Der Flughafen Berlin-Tegel, Kürzel TXL, ist einer von drei Flughäfen, die sich in Berlin und Umgebung befinden. Die anderen beiden Flughäfen sind Schönefeld und der Zentralflughafen Berlin-Tempelhof. Der 1930 als Raketenschießplatz eröffnete, 1948 aufgebaute Flughafen trägt seit 1988 den Namen Otto Lilienthal und ist heute der am stärksten frequentierte Flughafen Berlins. Auch wenn die Kapazität der Abfertigungsgebäude mit 9,5 Millionen Fluggästen pro Jahr angegeben wird, wurden im Jahr 2003 ca. 11 Millionen Fluggäste abgefertigt. Mit der Fertigstellung des Ausbaus des Flughafen Schönefeld zum Flughafen Berlin Brandenburg International (BBI) soll auch Tegel geschlossen werden und der gesamte Berliner Flugverkehr in Schönefeld abgewickelt werden.

Geschichte

Am 27. September 1930 wurde der Raketenschießplatz Tegel unter der Leitung von Rudolf Nebel eröffnet.
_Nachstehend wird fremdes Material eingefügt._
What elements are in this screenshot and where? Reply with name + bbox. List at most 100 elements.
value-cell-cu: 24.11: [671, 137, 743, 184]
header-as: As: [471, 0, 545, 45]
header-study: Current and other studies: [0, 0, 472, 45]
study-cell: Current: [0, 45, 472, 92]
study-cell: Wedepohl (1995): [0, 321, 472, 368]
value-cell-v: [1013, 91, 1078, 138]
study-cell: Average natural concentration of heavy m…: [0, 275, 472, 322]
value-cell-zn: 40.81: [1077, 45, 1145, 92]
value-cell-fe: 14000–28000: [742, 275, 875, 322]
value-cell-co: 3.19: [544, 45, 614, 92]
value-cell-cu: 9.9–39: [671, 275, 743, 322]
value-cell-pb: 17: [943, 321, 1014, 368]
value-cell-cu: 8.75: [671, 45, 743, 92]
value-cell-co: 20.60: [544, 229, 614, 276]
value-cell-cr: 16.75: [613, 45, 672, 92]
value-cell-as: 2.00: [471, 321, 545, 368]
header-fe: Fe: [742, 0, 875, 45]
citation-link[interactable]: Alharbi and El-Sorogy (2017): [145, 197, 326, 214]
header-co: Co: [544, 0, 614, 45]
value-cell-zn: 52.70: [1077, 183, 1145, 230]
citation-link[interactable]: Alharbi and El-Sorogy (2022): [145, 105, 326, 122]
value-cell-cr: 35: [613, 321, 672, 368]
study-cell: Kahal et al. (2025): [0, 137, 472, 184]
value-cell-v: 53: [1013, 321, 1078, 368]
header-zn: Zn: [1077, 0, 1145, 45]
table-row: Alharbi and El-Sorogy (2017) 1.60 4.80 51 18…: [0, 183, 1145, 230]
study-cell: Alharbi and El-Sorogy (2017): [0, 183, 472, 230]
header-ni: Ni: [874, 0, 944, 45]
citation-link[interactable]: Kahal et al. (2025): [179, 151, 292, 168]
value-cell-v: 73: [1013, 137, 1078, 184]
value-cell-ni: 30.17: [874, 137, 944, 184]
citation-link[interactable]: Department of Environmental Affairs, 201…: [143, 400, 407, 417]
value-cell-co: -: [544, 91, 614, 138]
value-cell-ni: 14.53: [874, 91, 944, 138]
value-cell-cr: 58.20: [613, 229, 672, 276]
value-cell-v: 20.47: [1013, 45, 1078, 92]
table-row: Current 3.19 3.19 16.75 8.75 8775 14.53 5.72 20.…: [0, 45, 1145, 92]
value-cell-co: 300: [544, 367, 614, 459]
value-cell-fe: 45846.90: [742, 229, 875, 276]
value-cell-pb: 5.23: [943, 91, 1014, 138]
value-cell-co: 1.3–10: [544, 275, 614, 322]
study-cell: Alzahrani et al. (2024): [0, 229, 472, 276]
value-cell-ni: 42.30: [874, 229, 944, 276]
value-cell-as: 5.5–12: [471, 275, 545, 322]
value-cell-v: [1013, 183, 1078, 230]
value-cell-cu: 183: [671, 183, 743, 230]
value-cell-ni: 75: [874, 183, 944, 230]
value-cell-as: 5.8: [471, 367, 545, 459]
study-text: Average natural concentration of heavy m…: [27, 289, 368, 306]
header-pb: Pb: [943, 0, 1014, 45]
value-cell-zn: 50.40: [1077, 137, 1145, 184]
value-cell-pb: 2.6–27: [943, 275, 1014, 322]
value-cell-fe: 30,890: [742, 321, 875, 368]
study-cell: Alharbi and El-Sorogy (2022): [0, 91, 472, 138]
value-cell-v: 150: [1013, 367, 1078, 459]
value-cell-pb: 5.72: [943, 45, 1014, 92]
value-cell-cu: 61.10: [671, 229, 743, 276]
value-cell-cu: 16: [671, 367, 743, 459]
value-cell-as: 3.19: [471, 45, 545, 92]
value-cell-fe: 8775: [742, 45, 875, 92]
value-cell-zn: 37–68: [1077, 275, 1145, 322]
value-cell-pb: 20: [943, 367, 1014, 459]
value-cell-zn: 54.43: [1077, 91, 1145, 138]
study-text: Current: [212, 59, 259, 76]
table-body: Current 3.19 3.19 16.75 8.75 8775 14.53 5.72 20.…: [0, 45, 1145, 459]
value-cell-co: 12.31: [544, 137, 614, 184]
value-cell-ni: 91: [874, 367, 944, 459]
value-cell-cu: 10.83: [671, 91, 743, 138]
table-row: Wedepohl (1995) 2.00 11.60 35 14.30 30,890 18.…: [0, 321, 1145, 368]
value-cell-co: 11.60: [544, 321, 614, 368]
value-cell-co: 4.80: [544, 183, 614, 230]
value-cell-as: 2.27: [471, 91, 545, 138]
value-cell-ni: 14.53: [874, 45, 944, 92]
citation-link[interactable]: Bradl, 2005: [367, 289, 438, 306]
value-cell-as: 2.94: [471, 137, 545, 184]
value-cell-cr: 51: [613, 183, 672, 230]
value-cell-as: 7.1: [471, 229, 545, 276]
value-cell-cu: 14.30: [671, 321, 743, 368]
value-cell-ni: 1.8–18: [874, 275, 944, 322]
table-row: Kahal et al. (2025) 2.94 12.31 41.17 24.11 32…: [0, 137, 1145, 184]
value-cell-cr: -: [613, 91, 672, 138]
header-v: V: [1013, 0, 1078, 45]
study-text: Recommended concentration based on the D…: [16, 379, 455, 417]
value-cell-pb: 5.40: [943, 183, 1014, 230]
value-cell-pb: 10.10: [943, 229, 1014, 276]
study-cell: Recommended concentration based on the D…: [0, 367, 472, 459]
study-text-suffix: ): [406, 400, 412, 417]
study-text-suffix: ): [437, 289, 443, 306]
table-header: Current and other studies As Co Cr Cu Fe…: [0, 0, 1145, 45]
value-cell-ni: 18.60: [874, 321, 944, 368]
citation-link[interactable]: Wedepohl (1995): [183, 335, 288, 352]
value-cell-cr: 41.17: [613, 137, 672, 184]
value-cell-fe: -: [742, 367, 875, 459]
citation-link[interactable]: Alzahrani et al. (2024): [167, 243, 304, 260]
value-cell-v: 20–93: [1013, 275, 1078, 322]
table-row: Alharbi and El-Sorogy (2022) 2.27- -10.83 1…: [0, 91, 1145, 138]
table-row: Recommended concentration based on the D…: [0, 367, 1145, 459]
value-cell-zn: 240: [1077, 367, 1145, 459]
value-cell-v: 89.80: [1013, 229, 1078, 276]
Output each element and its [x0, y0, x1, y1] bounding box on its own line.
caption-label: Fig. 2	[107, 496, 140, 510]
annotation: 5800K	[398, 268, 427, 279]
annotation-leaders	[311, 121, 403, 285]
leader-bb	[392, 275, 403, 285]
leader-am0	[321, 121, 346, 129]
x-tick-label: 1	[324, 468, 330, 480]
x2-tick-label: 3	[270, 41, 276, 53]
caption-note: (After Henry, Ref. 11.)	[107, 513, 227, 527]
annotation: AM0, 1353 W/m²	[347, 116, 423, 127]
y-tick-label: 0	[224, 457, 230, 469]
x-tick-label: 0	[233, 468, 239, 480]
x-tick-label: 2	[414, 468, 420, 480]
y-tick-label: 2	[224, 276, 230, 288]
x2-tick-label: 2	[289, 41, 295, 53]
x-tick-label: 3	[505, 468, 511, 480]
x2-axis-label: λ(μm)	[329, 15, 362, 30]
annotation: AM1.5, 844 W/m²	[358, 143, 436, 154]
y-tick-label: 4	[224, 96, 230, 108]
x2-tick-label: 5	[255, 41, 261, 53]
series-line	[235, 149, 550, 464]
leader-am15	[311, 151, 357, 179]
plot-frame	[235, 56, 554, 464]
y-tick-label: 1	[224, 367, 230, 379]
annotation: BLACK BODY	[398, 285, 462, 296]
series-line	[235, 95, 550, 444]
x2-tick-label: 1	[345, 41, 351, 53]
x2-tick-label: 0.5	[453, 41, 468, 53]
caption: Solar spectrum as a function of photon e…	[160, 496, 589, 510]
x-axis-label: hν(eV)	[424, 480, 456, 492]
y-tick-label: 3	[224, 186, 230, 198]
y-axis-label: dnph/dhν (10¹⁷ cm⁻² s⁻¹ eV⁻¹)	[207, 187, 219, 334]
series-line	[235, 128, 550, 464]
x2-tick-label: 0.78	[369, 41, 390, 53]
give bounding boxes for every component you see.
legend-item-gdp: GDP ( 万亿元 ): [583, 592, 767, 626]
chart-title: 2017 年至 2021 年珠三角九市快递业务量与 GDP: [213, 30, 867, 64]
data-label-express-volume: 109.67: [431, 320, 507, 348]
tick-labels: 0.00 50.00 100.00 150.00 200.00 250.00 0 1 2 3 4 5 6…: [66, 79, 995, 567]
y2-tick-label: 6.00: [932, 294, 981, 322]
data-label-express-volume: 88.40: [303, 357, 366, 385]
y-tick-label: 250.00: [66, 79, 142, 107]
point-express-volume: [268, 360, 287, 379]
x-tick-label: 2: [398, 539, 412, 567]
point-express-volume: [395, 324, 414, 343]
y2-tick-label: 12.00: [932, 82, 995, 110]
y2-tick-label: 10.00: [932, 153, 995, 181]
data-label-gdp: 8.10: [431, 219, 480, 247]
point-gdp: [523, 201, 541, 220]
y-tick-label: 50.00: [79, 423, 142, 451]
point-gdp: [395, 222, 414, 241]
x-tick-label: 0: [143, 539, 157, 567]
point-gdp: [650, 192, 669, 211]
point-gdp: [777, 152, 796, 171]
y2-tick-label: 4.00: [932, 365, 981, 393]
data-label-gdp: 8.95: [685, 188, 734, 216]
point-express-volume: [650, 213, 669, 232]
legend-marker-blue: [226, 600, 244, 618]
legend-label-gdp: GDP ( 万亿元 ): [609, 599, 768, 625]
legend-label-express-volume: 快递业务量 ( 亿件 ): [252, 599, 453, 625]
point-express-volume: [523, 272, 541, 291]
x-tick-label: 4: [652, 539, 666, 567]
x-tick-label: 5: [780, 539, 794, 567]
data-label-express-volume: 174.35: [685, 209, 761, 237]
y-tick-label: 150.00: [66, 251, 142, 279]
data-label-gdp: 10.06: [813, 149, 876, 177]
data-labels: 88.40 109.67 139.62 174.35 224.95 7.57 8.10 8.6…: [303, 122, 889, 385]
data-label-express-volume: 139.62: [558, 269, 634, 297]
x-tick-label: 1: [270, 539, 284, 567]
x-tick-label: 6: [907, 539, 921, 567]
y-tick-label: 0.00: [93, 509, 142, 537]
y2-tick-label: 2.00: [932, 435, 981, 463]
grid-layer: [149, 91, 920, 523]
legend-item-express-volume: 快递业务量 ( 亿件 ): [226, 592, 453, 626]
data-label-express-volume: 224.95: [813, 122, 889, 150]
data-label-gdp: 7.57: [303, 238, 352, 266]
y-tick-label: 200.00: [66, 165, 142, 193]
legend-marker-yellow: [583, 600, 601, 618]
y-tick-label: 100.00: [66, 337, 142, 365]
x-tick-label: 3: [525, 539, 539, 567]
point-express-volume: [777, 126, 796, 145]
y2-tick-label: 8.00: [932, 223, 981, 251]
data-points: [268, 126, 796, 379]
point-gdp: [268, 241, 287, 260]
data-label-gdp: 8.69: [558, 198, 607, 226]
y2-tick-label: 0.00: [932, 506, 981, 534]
Nach Beginn der Berliner Blockade 1948 wurde mit dem Aufbau der mit 2.400m damals längste Start- und Landebahn Europas begonnen. Diese wurde in nur 2 Monaten fertig gestellt, so dass am 5. November 1948 das erste Flugzeug auf dem erst Anfang Dezember offiziell eingeweihten Flughafen landen konnte. Erst am 2. Januar 1960 wurde in Tegel mit dem zivilen Flugverkehr begonnen. Zwischen 1969 und 1974 wurde der zivile Teil des Flughafens weiter ausgebaut. Seit 1990 entwickelte sich Tegel weiter zum wichtigsten Passagierflughafen Berlins.

Verkehrsanbindung

Der Flughafen ist über Busse des öffentlichen Nahverkehrs gut angebunden. Von der Stadtautobahn gibt es einen eigenen Zubringer. Eine geplante und weitgehend fertiggestellte U-Bahn-Anbindung vom Bahnhof Jungfernheide aus wurde nie in Betrieb genommen (geplante Linie U5).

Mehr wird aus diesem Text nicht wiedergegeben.